A new federal safety agency recommendation would require collision-avoidance technology on commercial trucks, which are involved in 40 percent of fatal rear-end collisions in the United States.

The most likely systems that the National Transportation Safety Board proposal would require radar to sense when trucks are approaching other vehicles too closely and emit visual or audible warnings to the truck drivers.

"Accident statistics and accident investigation findings indicate that accident consequences are more severe when commercial vehicles are involved in rear-end collisions and that the public can benefit from technology designed to help prevent these collisions," the NTSB said in its report issued earlier this month.

The threat of heavy truck collisions is especially great in the Washington area, said David Longo, spokesman for the Federal Motor Carrier Safety Administration.

"Large urban areas have most of the truck traffic," Mr. Longo said.

The Capital Beltway, which acts as the conduit for much of the area's truck traffic, creates one of the biggest risks of car-truck collisions, he said.

In Maryland, 21,763 automobile accidents involved rear-end collisions in 1999, the most recent year the State Highway Administration reports records.
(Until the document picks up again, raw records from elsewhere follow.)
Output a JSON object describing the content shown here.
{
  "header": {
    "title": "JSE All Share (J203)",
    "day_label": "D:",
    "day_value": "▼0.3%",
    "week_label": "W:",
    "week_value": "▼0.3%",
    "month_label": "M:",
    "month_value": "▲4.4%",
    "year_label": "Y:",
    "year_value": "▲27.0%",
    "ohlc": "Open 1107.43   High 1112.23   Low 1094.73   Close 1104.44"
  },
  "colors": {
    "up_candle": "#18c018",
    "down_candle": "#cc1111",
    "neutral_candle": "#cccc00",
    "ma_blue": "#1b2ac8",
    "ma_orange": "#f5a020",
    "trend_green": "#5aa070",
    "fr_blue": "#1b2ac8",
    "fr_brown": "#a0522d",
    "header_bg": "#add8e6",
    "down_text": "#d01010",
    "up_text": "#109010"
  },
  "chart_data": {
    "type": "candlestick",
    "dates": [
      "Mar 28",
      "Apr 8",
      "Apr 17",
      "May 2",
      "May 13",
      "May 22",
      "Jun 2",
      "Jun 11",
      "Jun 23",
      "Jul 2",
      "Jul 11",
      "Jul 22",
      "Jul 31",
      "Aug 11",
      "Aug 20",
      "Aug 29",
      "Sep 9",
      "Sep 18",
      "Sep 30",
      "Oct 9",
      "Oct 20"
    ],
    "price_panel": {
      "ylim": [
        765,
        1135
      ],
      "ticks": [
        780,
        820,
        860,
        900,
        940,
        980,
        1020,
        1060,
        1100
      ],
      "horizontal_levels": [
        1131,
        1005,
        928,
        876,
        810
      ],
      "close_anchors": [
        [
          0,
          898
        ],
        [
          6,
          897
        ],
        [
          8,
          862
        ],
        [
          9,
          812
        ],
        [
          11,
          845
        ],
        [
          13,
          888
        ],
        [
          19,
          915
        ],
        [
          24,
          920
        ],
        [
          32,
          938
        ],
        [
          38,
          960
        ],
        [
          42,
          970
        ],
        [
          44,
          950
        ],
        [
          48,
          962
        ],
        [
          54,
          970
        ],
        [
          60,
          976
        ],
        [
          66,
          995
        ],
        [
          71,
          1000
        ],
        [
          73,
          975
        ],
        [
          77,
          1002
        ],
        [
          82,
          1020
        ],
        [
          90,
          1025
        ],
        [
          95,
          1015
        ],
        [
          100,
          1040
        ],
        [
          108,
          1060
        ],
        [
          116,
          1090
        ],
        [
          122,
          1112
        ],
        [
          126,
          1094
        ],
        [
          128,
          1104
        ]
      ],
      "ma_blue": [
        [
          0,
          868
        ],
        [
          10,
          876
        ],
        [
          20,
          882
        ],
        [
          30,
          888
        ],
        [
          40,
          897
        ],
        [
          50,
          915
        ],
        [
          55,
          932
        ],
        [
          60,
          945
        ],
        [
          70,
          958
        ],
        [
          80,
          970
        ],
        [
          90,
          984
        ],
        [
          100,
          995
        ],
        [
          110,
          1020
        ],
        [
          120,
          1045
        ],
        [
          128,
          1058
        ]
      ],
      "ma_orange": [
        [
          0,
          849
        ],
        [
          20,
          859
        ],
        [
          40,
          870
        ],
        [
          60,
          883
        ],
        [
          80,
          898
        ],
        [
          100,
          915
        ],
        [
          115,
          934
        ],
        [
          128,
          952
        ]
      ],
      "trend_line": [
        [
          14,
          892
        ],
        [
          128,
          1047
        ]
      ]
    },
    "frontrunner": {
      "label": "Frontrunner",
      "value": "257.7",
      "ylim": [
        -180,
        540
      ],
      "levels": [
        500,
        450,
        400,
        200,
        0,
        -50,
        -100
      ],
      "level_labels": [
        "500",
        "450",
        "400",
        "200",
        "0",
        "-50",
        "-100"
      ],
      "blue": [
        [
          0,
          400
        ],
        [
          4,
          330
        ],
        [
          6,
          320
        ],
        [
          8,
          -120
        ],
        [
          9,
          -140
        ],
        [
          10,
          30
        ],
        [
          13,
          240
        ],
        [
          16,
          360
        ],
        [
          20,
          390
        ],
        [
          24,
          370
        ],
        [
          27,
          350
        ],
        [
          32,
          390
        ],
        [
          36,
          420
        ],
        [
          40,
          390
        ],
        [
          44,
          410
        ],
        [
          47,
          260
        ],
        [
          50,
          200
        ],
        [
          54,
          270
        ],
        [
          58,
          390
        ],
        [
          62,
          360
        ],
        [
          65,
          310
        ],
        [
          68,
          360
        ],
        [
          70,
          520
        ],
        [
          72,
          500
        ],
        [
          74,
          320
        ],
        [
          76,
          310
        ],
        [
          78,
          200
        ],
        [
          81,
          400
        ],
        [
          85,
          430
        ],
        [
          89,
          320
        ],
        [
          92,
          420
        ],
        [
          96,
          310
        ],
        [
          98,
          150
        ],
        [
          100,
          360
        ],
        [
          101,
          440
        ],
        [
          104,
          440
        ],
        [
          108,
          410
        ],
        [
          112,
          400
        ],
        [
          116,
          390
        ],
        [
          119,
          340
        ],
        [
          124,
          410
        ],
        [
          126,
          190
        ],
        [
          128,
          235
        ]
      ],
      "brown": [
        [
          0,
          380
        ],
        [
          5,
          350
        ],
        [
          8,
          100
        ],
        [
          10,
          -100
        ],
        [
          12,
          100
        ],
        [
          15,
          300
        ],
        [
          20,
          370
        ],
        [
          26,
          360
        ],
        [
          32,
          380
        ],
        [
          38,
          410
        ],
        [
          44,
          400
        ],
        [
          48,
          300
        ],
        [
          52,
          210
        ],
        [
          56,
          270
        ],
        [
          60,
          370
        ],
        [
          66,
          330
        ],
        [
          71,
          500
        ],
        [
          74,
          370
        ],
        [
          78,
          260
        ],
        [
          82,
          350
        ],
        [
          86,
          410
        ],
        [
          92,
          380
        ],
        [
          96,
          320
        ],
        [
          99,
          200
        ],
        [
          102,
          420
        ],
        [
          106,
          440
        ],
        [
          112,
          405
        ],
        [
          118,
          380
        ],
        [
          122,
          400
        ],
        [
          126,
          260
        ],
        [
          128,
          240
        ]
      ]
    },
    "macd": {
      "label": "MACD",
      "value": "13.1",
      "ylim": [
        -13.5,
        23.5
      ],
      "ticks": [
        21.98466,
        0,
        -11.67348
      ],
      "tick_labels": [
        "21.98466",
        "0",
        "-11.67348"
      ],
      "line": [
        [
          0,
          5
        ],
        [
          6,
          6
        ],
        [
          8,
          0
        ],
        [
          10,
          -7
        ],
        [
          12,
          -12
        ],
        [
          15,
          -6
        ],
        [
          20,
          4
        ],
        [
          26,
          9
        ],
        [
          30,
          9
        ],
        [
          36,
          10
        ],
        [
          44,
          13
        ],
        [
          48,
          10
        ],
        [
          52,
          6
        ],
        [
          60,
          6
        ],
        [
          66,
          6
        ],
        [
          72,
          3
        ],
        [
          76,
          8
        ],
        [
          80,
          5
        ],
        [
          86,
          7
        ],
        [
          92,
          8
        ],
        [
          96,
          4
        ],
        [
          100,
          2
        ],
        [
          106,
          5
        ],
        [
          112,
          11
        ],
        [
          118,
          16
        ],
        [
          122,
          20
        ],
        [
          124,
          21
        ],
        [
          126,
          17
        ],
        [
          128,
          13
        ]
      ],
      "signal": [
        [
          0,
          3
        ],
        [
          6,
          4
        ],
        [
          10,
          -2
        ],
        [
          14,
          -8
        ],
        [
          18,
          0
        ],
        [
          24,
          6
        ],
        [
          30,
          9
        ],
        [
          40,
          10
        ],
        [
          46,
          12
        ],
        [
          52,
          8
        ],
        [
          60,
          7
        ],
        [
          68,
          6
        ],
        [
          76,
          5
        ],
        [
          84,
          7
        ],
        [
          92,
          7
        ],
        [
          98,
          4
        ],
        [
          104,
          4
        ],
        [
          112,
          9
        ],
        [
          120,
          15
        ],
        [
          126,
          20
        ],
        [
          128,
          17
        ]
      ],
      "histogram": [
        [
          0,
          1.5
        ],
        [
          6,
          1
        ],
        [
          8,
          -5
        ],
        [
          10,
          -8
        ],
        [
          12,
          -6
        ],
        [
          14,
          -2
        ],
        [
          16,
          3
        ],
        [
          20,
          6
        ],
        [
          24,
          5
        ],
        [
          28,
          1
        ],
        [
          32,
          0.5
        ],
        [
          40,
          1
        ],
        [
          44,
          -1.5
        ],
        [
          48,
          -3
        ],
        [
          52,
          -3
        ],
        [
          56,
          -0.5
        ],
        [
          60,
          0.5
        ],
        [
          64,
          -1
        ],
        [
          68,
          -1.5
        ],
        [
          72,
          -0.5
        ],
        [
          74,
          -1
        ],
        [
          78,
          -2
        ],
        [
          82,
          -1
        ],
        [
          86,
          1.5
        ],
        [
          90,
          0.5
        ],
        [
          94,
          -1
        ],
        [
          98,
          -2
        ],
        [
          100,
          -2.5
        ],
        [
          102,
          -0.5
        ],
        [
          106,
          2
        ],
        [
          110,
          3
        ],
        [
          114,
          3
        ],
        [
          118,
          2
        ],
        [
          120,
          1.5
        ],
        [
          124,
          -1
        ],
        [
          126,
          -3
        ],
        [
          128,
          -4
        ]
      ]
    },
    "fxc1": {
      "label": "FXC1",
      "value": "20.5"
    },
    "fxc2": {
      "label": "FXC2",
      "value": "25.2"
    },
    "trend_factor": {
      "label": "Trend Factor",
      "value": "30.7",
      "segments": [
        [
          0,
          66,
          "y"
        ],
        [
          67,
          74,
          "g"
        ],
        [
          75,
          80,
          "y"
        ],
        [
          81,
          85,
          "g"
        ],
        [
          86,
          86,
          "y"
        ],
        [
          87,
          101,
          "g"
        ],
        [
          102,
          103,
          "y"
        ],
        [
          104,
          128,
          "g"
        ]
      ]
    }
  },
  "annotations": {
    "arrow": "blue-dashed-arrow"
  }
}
Of those, 1,958 involved heavy trucks and 10 of them resulted in fatalities. A total of 598 persons died on Maryland's roads in 1999.

Although rear-end collisions are common, they most often are deadly when they involve big trucks. The trucks need 20 percent more distance to stop because their weight and bulk give them so much momentum.
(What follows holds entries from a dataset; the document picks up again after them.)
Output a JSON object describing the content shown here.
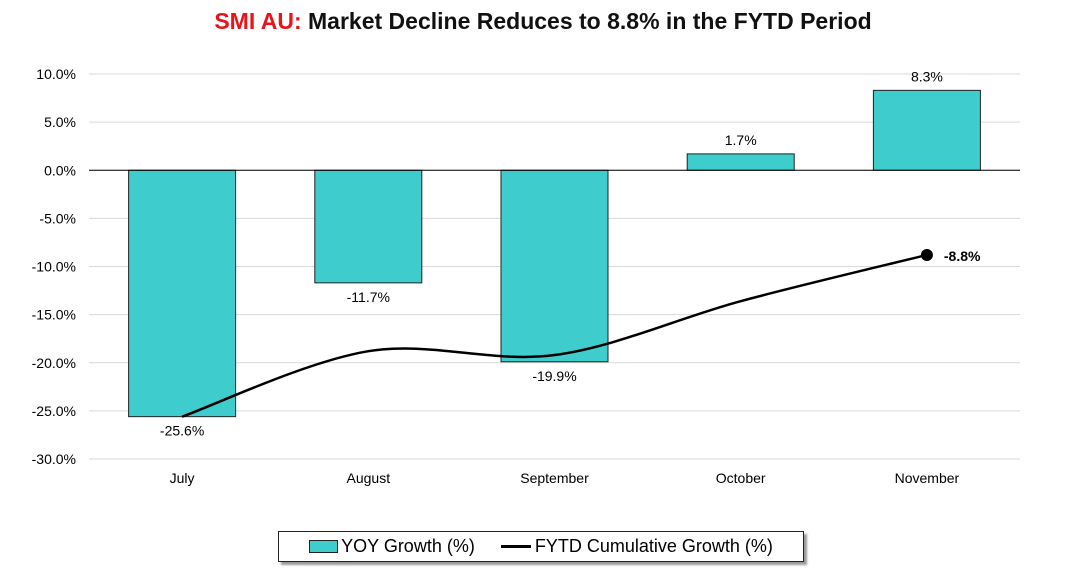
{
  "title": {
    "prefix": "SMI AU:",
    "main": "Market Decline Reduces to 8.8% in the FYTD Period"
  },
  "colors": {
    "title_prefix": "#e8141c",
    "bar_fill": "#3ecccc",
    "bar_stroke": "#222222",
    "line": "#000000",
    "grid": "#d9d9d9"
  },
  "chart_data": {
    "type": "bar",
    "title": "SMI AU: Market Decline Reduces to 8.8% in the FYTD Period",
    "categories": [
      "July",
      "August",
      "September",
      "October",
      "November"
    ],
    "series": [
      {
        "name": "YOY Growth (%)",
        "type": "bar",
        "values": [
          -25.6,
          -11.7,
          -19.9,
          1.7,
          8.3
        ],
        "labels": [
          "-25.6%",
          "-11.7%",
          "-19.9%",
          "1.7%",
          "8.3%"
        ]
      },
      {
        "name": "FYTD Cumulative Growth (%)",
        "type": "line",
        "smooth": true,
        "values": [
          -25.6,
          -18.8,
          -19.2,
          -13.6,
          -8.8
        ],
        "end_label": "-8.8%"
      }
    ],
    "ylim": [
      -30,
      10
    ],
    "yticks": [
      10,
      5,
      0,
      -5,
      -10,
      -15,
      -20,
      -25,
      -30
    ],
    "ytick_labels": [
      "10.0%",
      "5.0%",
      "0.0%",
      "-5.0%",
      "-10.0%",
      "-15.0%",
      "-20.0%",
      "-25.0%",
      "-30.0%"
    ],
    "grid": true,
    "legend": "bottom"
  }
}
In Virginia, 12.6 percent of fatal crashes involved heavy trucks, killing 112 persons in 1999, the last year for which the Virginia Department of Motor Vehicles has records.
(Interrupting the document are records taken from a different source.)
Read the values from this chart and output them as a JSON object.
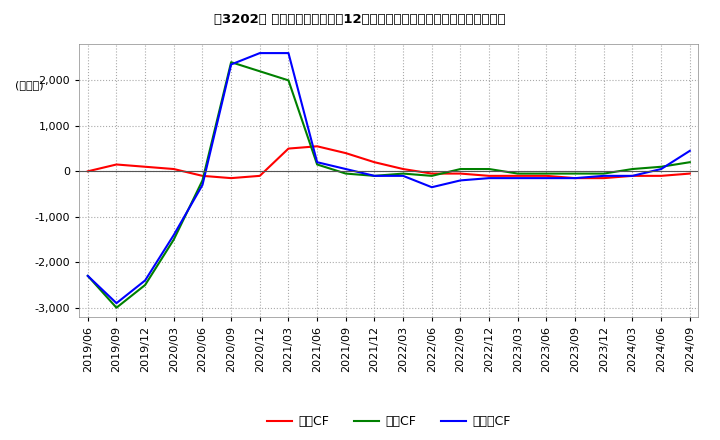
{
  "title": "［3202］ キャッシュフローの12か月移動合計の対前年同期増減額の推移",
  "ylabel": "(百万円)",
  "ylim": [
    -3200,
    2800
  ],
  "yticks": [
    -3000,
    -2000,
    -1000,
    0,
    1000,
    2000
  ],
  "legend_labels": [
    "営業CF",
    "投資CF",
    "フリーCF"
  ],
  "line_colors": [
    "#ff0000",
    "#008000",
    "#0000ff"
  ],
  "background_color": "#ffffff",
  "grid_color": "#aaaaaa",
  "dates": [
    "2019/06",
    "2019/09",
    "2019/12",
    "2020/03",
    "2020/06",
    "2020/09",
    "2020/12",
    "2021/03",
    "2021/06",
    "2021/09",
    "2021/12",
    "2022/03",
    "2022/06",
    "2022/09",
    "2022/12",
    "2023/03",
    "2023/06",
    "2023/09",
    "2023/12",
    "2024/03",
    "2024/06",
    "2024/09"
  ],
  "operating_cf": [
    0,
    150,
    100,
    50,
    -100,
    -150,
    -100,
    500,
    550,
    400,
    200,
    50,
    -50,
    -50,
    -100,
    -100,
    -100,
    -150,
    -150,
    -100,
    -100,
    -50
  ],
  "investing_cf": [
    -2300,
    -3000,
    -2500,
    -1500,
    -200,
    2400,
    2200,
    2000,
    150,
    -50,
    -100,
    -50,
    -100,
    50,
    50,
    -50,
    -50,
    -50,
    -50,
    50,
    100,
    200
  ],
  "free_cf": [
    -2300,
    -2900,
    -2400,
    -1400,
    -300,
    2350,
    2600,
    2600,
    200,
    50,
    -100,
    -100,
    -350,
    -200,
    -150,
    -150,
    -150,
    -150,
    -100,
    -100,
    50,
    450
  ]
}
Valerie Edgar, spokeswoman for the Maryland State Highway Administration, said automated collision-avoidance systems might be helpful, but they will never substitute for alert drivers.

"That alarm is going to be going off a lot, particularly in the Baltimore area and the Washington area," Mrs. Edgar said. "Passenger cars can cut in front of trucks and trucks need longer to stop."

State Highway Administration statistics show most collisions between big trucks and cars are the fault of car drivers.

"Every safety measure is a plus," Mrs. Edgar said. "But there's still going to be a need to communicate to passenger [car] drivers how to drive near trucks. You want to try to give them a lot of room."

Roadwork zones create one of the biggest risks, the NTSB said. Vehicles that back up traffic as they move slowly around work zones are like an invitation to a rear-end collision.

"The number of accidents that continue to occur at construction-work zones suggests that efforts to inform drivers of congestion at these work-zone sites have not been adequate," the NTSB said.

The NTSB recommendation was based in part on a DaimlerChrysler study that found 60 percent of rear-end collisions could be avoided if car drivers had an extra half-second warning.

Another option that could satisfy the NTSB recommendation would be a cruise-control adaptation that maintains a truck's speed until radar senses something in its path, at which point it automatically would apply the brakes.

NTSB recommendations alone do not require truckers to install the devices. Instead, the Transportation Department must first investigate alternatives and issue a rule. Only after the trucking industry gets a chance to comment on any new rules could they become requirements.

The Transportation Department still is studying options. They include the collision-warning system using audible or visual alarms, adaptive cruise control and variable message signs. The signs would be set up alongside roadways and be linked to video-monitoring systems. When a hazard is observed by personnel at a traffic management center, they could change the signs to notify drivers of upcoming hazards, such as traffic backed up around work zones.

The NTSB criticized the Transportation Department in its report, issued May 1, for dragging its feet. Six years ago, the NTSB made similar recommendations but then temporarily closed the file on collision-avoidance systems in 1999 because of "unacceptable action" by the Transportation Department. In other words, the Transportation Department did not act on the recommendations.

In fact, the NTSB said this month, private industry might be leading the way. "Industry analysts predict the market for [collision-avoidance systems] will grow from $11 million in 1998 to $2.4 billion in 2010," the NTSB report said.

All major truck manufacturers now offer the systems as options. Lexus and Mercedes-Benz plan to begin offering them on their 2001 model cars.